Come in tutto l'album, la narrazione sfiora il ridicolo ma è un ridicolo
sublimato da una sorta di onestà visionaria (la voce di Repetto è
allucinata e spiazzante, come fosse sempre in acido), da una bontà
strutturale, e da un senso musicale che lascia a bocca aperta. La testa
è in fiamme. Voglia di cosce e sigarette, Bugo un bel po' di anni prima,
è uno stomp kamikaze chitarra e voce, lo slancio suicida siglato da
ululati, l'inseguimento dell'abbruttimento massimo, della ricompensa
masochistica, voglia di sesso a LA: Voglia di cosce e di sigarette/più
che mangiare respiro la gente/ste cameriere cerbiatte puttane/del loro
volto inquadro le labbra/e dagli specchi il corpo dall'alto...vedo tre x
e le scale in discesa/giù coreane che ballano in pista/non è il mio
target riesco su in strada/buio e coriandoli di calze e tacchi/donne e
stivali che battono il tempo/Michi il mio amico senza vino
s'angoscia/come i giocattoli ci piacciono tutte£". Un climax nevrotico.

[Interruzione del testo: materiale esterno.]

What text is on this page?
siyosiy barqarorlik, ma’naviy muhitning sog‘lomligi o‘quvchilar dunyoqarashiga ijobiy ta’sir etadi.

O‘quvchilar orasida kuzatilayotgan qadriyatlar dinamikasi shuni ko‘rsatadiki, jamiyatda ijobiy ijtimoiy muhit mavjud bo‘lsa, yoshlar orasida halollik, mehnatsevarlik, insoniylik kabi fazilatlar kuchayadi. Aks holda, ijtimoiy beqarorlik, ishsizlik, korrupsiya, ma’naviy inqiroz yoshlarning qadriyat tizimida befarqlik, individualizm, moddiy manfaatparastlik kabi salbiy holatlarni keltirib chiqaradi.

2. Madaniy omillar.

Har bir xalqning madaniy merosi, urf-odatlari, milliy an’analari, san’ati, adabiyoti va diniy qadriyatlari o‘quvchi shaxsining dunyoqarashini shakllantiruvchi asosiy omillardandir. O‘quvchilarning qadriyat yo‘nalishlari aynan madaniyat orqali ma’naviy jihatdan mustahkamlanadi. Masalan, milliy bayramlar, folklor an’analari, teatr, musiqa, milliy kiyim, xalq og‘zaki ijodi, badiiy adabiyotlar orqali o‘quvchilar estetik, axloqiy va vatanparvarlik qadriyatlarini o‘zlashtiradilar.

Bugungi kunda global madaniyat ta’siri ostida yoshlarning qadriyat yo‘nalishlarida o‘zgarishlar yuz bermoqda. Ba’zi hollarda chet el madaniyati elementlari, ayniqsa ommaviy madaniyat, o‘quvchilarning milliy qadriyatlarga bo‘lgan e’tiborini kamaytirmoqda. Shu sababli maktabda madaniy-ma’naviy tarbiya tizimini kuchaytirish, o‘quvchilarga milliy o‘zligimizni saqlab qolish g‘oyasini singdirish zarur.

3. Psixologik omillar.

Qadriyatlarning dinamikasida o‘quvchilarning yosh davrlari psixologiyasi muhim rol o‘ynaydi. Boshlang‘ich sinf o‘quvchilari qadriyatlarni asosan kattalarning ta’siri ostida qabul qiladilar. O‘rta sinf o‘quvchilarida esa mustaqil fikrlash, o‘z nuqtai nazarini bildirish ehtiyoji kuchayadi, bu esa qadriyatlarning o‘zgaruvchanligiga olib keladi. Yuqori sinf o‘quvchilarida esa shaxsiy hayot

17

E' a questo punto che sfila la seconda parte del disco. Due fumetti
funky come Però dai sì, disegnato attorno a Francesca Touré ("Su va da
lui Francè"), e Porno a Las Vegas, con la sarabanda di due di picche che
si conclude con la Pay TV in hotel. Per poi aprire vertiginosamente ai
tre capolavori finali. La sospesa bossa brasiliana di Nual. L'ultima
convulsa, psicotica, scena di caccia di Ma mi caghi?, con sporchi
hip-hop grooves accelerati, pompa urbana e la voce di Repetto mai così
abbandonata e in fuga, inseguita da un sax in febbre free. E la
conclusiva Fiori o formiche?, chitarra e voce, un quadretto di una
purezza toccante che suona come un testamento perfetto, catturato nel
cuore della vita, e sigilla un lavoro immacolato, non solo
generazionale, che trascende quello status da culto trash che lo ha
accompagnato in questi anni per spiegarsi semplicemente come uno dei più
importanti dischi della storia della canzone italiana: "Dio sarà un
mattino/boom di luce tra mare e sabbia/Dio è un bambino che sta giocando
a Subbuteo/blu blu dammi la forza di guardare giù/blu blu dammi la forza
di guardare giù/Dio sarà mia moglie e le sue calze e il suo
reggiseno/Dio è una sbronza ***** oggi se ho lavorato /stelle: fiori o
formiche cosa siamo/stelle: fiori o formiche cosa siamo/Dio sarà un
anello di mia figlia al suo matrimonio/Dio è quel momento che ho già
visto in un'altra vita/blu blu dammi la forza di guardare giù/blu blu
dammi la forza di guardare giù/Dio sarà una cena con mio padre e il bene
che gli voglio/Dio è il profumo di mia sorella al primo dormo
fuori/stelle: fiori o formiche cosa siamo/stelle: fiori o formiche cosa
siamo".
Subito dopo "Brandi's Smile", che è un flop totale, sembra che Mauro
Repetto si sia trasferito a Parigi, dove è diventato responsabile
marketing di Eurodisney. Residente a Mareuil Les Meaux, "vive d'arte e
d'amore": si è sposato con una designer e ha realizzato un
cortometraggio intitolato "Point Mort".